Since the inception of programmatic itself, programmatic media buyers have grappled with issues of transparency and the “black box” nature of the ad tech supply chain. These topics have only gained increased urgency in recent years as the programmatic marketplace has accelerated in growth, capturing attention and media budgets from more and more of the world’s brand marketers. Brands increasingly want to know that they’re getting a good value for their investment, and media buyers must find clever ways of providing that value. Today, we’ll take a look at one of the most popular of these methods: Supply Path Optimization (SPO).

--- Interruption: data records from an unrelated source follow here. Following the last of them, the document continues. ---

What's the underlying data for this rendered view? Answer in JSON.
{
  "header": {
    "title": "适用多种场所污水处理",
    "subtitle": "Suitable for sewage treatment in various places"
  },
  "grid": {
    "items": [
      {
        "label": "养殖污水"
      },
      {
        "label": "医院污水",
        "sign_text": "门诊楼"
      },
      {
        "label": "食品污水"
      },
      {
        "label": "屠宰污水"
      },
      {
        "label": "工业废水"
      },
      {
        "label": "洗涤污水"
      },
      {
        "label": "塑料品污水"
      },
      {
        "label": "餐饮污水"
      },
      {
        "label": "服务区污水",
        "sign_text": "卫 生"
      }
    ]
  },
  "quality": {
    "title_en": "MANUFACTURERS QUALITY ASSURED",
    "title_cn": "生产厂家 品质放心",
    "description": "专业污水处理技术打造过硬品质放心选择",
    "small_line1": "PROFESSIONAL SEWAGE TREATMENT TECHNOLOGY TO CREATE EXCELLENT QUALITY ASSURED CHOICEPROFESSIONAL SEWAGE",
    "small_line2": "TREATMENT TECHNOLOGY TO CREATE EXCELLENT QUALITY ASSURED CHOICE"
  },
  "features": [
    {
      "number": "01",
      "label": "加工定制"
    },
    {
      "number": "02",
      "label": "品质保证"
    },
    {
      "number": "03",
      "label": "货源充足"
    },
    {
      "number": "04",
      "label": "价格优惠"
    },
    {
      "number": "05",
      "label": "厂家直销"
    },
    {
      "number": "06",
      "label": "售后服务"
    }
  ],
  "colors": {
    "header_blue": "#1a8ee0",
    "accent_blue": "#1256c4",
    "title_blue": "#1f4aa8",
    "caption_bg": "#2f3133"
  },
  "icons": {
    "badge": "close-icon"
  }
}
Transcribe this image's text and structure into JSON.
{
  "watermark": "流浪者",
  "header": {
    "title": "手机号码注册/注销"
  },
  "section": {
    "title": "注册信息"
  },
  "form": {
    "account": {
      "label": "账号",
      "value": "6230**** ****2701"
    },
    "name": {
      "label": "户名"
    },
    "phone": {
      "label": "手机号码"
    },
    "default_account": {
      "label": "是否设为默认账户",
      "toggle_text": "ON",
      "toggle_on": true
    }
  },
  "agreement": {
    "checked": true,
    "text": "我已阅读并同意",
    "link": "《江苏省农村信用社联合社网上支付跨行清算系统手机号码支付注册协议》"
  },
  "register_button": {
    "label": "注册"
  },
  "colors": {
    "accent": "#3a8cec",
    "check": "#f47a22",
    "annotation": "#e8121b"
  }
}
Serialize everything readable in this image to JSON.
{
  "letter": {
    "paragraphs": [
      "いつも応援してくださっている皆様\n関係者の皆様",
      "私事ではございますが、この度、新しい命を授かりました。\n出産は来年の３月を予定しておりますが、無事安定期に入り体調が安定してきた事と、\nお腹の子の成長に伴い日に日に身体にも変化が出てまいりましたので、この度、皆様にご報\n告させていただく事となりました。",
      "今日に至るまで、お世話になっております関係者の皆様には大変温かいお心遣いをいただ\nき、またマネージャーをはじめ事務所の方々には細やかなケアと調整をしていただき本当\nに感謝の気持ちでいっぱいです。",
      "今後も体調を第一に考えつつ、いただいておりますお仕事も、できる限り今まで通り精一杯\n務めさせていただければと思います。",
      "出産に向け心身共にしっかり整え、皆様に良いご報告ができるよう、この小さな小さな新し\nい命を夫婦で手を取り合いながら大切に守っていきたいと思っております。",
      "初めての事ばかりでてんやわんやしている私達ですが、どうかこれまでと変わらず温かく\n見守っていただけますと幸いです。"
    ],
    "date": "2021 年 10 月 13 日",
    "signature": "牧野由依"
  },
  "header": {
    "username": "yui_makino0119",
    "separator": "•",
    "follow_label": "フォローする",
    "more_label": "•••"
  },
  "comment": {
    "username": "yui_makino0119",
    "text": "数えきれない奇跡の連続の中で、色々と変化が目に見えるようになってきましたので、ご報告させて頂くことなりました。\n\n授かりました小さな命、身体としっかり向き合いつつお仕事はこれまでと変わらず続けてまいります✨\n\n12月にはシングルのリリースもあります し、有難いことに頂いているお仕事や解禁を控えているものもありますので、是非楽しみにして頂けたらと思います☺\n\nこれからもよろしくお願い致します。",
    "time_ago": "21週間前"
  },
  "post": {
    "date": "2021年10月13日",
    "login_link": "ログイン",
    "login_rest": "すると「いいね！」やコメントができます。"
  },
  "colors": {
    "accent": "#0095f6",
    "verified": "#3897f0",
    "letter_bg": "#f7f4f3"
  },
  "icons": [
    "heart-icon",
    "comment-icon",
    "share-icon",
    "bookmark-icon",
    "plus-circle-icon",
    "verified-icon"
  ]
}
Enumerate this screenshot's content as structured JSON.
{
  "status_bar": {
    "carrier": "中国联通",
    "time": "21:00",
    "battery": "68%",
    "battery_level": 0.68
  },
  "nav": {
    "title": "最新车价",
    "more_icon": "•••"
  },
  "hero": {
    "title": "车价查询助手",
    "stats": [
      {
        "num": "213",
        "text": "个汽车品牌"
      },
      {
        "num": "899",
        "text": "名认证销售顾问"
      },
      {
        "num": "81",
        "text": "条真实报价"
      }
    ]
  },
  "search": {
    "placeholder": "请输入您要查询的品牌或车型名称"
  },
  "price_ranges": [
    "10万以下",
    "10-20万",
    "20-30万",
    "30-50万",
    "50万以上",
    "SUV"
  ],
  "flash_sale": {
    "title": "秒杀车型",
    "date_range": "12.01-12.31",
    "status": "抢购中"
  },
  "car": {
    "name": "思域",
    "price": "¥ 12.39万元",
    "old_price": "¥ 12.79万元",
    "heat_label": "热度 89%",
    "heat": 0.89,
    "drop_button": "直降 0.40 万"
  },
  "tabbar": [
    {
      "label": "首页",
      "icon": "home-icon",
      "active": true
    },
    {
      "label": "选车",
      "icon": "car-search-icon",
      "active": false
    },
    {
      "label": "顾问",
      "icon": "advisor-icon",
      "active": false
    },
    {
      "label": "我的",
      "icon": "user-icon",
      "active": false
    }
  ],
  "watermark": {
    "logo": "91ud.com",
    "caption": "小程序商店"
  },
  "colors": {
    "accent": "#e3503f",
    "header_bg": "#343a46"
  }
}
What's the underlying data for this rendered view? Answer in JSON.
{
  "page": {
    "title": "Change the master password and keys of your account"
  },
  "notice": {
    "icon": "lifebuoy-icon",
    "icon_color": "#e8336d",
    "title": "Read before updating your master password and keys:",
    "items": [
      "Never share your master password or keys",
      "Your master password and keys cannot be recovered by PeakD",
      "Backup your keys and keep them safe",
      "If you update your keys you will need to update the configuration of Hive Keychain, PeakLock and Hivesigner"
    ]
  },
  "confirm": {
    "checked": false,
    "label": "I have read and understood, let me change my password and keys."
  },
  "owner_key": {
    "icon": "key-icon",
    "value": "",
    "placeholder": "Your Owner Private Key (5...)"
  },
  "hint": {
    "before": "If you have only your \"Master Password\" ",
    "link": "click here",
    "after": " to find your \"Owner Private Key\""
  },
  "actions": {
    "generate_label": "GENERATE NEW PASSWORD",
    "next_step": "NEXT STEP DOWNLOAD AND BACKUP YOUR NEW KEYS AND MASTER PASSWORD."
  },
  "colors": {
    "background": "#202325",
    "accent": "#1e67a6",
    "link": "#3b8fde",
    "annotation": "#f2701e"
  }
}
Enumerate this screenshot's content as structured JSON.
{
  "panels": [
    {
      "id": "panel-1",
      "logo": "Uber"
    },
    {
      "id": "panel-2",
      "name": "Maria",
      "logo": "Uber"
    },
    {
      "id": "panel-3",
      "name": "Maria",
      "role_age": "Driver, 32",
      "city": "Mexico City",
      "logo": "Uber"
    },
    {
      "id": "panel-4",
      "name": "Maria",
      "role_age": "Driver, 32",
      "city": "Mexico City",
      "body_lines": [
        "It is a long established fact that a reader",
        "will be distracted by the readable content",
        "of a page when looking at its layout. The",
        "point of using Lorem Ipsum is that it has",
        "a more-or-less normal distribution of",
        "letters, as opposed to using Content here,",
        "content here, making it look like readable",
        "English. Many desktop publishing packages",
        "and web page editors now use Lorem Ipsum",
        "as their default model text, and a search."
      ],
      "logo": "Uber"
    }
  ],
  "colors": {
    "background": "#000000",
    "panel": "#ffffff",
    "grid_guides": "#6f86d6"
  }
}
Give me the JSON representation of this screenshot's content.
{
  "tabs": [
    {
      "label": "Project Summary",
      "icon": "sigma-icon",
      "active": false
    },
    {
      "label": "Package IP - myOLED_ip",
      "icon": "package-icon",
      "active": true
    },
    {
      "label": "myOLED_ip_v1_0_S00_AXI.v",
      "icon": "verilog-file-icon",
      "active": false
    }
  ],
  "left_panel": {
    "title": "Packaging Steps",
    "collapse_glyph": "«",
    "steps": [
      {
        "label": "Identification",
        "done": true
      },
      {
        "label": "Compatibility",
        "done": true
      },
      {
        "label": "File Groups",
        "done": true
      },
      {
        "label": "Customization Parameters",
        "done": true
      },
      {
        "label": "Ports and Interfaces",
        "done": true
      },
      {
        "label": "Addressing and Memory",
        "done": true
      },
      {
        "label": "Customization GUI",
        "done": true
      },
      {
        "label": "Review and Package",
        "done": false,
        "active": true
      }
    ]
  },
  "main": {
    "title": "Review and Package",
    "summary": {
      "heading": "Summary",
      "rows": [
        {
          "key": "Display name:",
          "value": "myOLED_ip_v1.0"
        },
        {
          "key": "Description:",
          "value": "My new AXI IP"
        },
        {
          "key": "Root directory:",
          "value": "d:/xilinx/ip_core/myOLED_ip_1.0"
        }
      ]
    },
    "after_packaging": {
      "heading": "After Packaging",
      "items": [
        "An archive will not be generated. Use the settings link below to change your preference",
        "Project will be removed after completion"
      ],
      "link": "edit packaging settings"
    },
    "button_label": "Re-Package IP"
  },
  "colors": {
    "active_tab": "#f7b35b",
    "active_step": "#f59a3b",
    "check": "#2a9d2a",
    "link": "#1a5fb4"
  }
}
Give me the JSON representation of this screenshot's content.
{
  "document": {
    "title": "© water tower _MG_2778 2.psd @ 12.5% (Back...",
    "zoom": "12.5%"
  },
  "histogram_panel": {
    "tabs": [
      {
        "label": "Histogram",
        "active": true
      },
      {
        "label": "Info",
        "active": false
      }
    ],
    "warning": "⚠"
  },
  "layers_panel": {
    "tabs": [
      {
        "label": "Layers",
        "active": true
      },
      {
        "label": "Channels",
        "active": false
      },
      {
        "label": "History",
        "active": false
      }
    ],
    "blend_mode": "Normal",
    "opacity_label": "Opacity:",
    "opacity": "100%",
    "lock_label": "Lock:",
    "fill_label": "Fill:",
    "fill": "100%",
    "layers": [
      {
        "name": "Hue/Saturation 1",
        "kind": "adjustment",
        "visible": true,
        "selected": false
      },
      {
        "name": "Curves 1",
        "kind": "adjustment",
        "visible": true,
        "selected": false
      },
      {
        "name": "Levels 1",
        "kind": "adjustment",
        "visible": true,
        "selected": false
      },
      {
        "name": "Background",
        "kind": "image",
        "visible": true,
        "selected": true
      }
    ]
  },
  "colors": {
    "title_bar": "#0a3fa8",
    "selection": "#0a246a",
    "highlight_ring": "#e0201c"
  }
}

Supply Path Optimization is a tactic that programmatic media buyers use to identify which SSP offers the best price for a particular piece of inventory. Media buyers have always used some form of SPO, but the topic has taken on greater importance in recent years thanks to the emergence of header bidding, which allows publishers to offer inventory to multiple ad exchanges before making a call to their ad server (primarily Google Ad Manager). To combat this, buyers have begun to replace conventional manual SPO methodology with automated solutions, although we would argue that the most effective buyers use a combination of both. The great irony of Supply Path Optimization is that, although it is designed to streamline programmatic media buying, it is yet another piece of jargon in an overly-complex, three-letter-acronym filled programmatic marketplace.

The Problem 

 

Publisher supply chains are messy. That was true at the inception of the first digital ad network, and it is definitely true today. However, in recent years, the publisher supply chain has grown even more convoluted thanks to the emergence of header bidding. Originally designed as a countermeasure against Google’s increasing industry dominance, header bidding allows publishers to manage their programmatic yield more effectively. The problem is that header bidding leads to bid duplication, which occurs when an exchange issues multiple bid requests for the same impression.

It’s a lot like planning a road trip. Your destination is the impression, but thanks to bid duplication, there are many routes (i.e. different SSPs) that you can take to get there. Unfortunately, just as some routes are longer, more indirect, and potentially more costly than others, so too do the various SSPs differ in price—often in ways that are difficult to predict.

Enter Supply Path Optimization

 

If the impression is the destination, then Supply Path Optimization is the process of determining the best route, or more accurately, the “optimal path.” In general, Programmatic SPO comes in two flavors—manual and automated.

Media buyers have been conducting manual SPO since long before header bidding came onto the scene. Manual SPO leverages data science and direct communication with the supply-side to improve campaign performance by assessing inventory quality, analyzing price discrepancies, and identifying re-sellers and other less efficient or untrustworthy SSPs.

Automated SPO is an algorithmic-driven innovation. In a direct response to rising operating costs, DSPs began creating algorithms to help with supply chain intelligence. These algorithms filter bid requests based on inferences from event data, helping buyers increase performance while controlling infrastructure costs. Algorithmic SPO streamlines how DSPs engage and transact with SSPs by automatically routing spend to the most cost-effective paths.

If manual SPO is like using a paper map and compass to chart the best course, automated SPO is more like whipping out your phone and taking directions from Waze or Google Maps, which optimize routes in real-time based on data signals. When it comes to the programmatic market place, however, smart buyers will use a combination of both methods. Manual SPO allows buyers to set parameters based on knowledge pulled from relationships and personal experience. Those parameters then prevent the automated algorithm from wasting time on paths that have been proven to be undesirable.

Looking to The Future 

 

While SPO is necessary to deal with the chaos and disorder of the publisher supply chain, the fact that we need it at all is a sign that programmatic has a ways to go before it reaches maturity. In the future, we as an industry will have to clean up our act and stop gaming the system. Thankfully there has been a pivot towards the supply strictly running first-price auctions with no buy-side fees and reduced or capped publisher fees.

These moves coupled with SPO have made it easier for buyers to pinpoint the best paths to procuring the right inventory. Buyers can spend less time trying to understand opaque auction dynamics and convoluted supply chains. Instead, we’ll be able to spend our time focusing on what we do best—accurately measuring, planning, and optimizing for our clients. As for the supply side, publishers should seriously consider the negative implications of bid duplication as they explore their yield management options and take a page from the demand side and look to consolidate the SSPs they work with.